There are so many issues covered by the Proposed 505(b)(2) and ANDA Rule that we can fill a book with the explanations (and we almost have). But we are giving you the Readers Digest condensed version in these posts. Be certain to read the entire Proposed Rule and watch for comments on Regulations.gov to get an idea of which sections will provide more controversy than others. Today, we will focus on a few areas relating to some interesting challenges that FDA will face. Remember that the Proposed Rule was drafted a while back, and some of the provisions appear to be timely in the drug approval world as some real life situations have occurred since it was first published.
Delay of Approval Due to Exclusivity
It is funny how some things buried in a Federal Register Notice have a way of popping up at very opportune times. It has been long-standing practice for FDA to permit carve outs of Orphan Drug indications when there are other non-protected indications in the labeling, but since the statute that governs the award of Orphan Drug exclusivity was passed prior to the Hatch-Waxman Act in a separate piece of legislation, FDA never specifically addressed the impact of, or how they would treat Orphan Drug exclusivity in the final Hatch-Waxman regulations. Now FDA is proposing to clarify in sections 21 CFR 314.107(d) that approval of a 505(b)(2) or ANDA application will be delayed by Orphan Drug Exclusivity and Pediatric Exclusivity (another exclusivity that was statutorily passed, but after the Hatch-Waxman regulations were in place, but again were never explicitly addressed). This comes at a time when the FDA is being sued over a firm’s contention that there are no regulatory or statutory provisions that permit carve out of an Orphan Drug indication (see recent FDA Law Blog posts on this subject for details [search on Orphan Drug exclusivity here]).
Notification of Court Actions or Documented Agreements
FDA has found that obtaining proper documentation of court actions and settlement agreements has been spotty at best, and FDA often learns about these actions at the 11th hour, making approval decisions difficult when such an action may impact their decision-making process. Now FDA is proposing regulations that would require a 505(b)(2) or ANDA applicant to provide notification to the Agency along with documentation of any such action, including the court decisions, within 14 days of any such action or settlement agreement. Such actions would include findings relative to patents, termination of 30-month stays or the 7.5 year period (if applicable), preliminary injunctions or lifting of an injunction, notice of settlement agreements (but does not require the submission of the actual settlement agreement) and/or Consent Decrees relative to the patent decision, and notice of appeals of any court decision submitting within the time permitted for appeal.
This is an increased burden on the applicants, but necessary, so that FDA can make approval decisions in a timely manner.
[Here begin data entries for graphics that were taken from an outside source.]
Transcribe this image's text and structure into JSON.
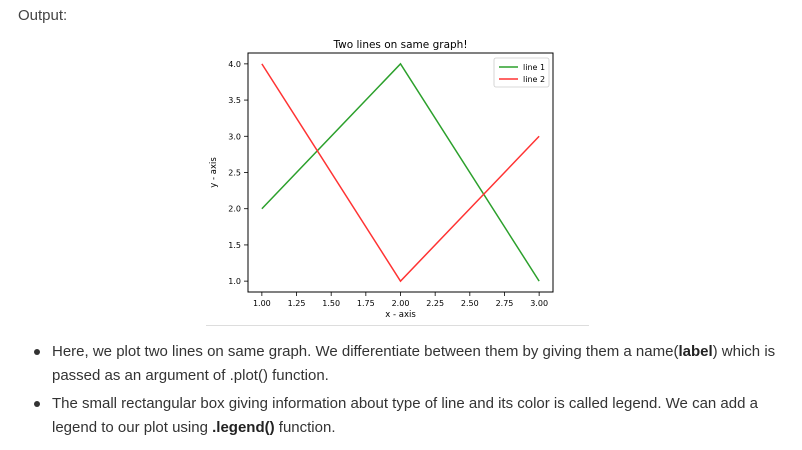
{
  "output_label": "Output:",
  "chart_data": {
    "type": "line",
    "title": "Two lines on same graph!",
    "xlabel": "x - axis",
    "ylabel": "y - axis",
    "xlim": [
      0.9,
      3.1
    ],
    "ylim": [
      0.85,
      4.15
    ],
    "xticks": [
      1.0,
      1.25,
      1.5,
      1.75,
      2.0,
      2.25,
      2.5,
      2.75,
      3.0
    ],
    "xtick_labels": [
      "1.00",
      "1.25",
      "1.50",
      "1.75",
      "2.00",
      "2.25",
      "2.50",
      "2.75",
      "3.00"
    ],
    "yticks": [
      1.0,
      1.5,
      2.0,
      2.5,
      3.0,
      3.5,
      4.0
    ],
    "ytick_labels": [
      "1.0",
      "1.5",
      "2.0",
      "2.5",
      "3.0",
      "3.5",
      "4.0"
    ],
    "grid": false,
    "legend_position": "top-right",
    "series": [
      {
        "name": "line 1",
        "color": "#2ca02c",
        "x": [
          1,
          2,
          3
        ],
        "y": [
          2,
          4,
          1
        ]
      },
      {
        "name": "line 2",
        "color": "#ff3333",
        "x": [
          1,
          2,
          3
        ],
        "y": [
          4,
          1,
          3
        ]
      }
    ]
  },
  "bullets": [
    {
      "parts": [
        {
          "text": "Here, we plot two lines on same graph. We differentiate between them by giving them a name(",
          "bold": false
        },
        {
          "text": "label",
          "bold": true
        },
        {
          "text": ") which is passed as an argument of .plot() function.",
          "bold": false
        }
      ]
    },
    {
      "parts": [
        {
          "text": "The small rectangular box giving information about type of line and its color is called legend. We can add a legend to our plot using ",
          "bold": false
        },
        {
          "text": ".legend()",
          "bold": true
        },
        {
          "text": " function.",
          "bold": false
        }
      ]
    }
  ]
}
Date of Implementation and Impact on Submissions
FDA proposes the effective date of the Final Rule to be 60 days after its publication in the Federal Register. In addition, FDA intends to apply the provisions of the Rule (if finalized) to any submission made on or after the effective date of the regulation.
Well, this process had been fun and we hope you have enjoyed reading about the Proposed Rule. Now we will just sit back and wait for its finalization or re-proposal (not likely) along with the flood of comments FDA is likely to receive. When will the Rule be finalized? Good question, but one with the only answer that makes sense-“soon”. When I was at FDA, I coined the Agency definition of “soon” as “between now and whenever it happens”. And that you can take to the bank!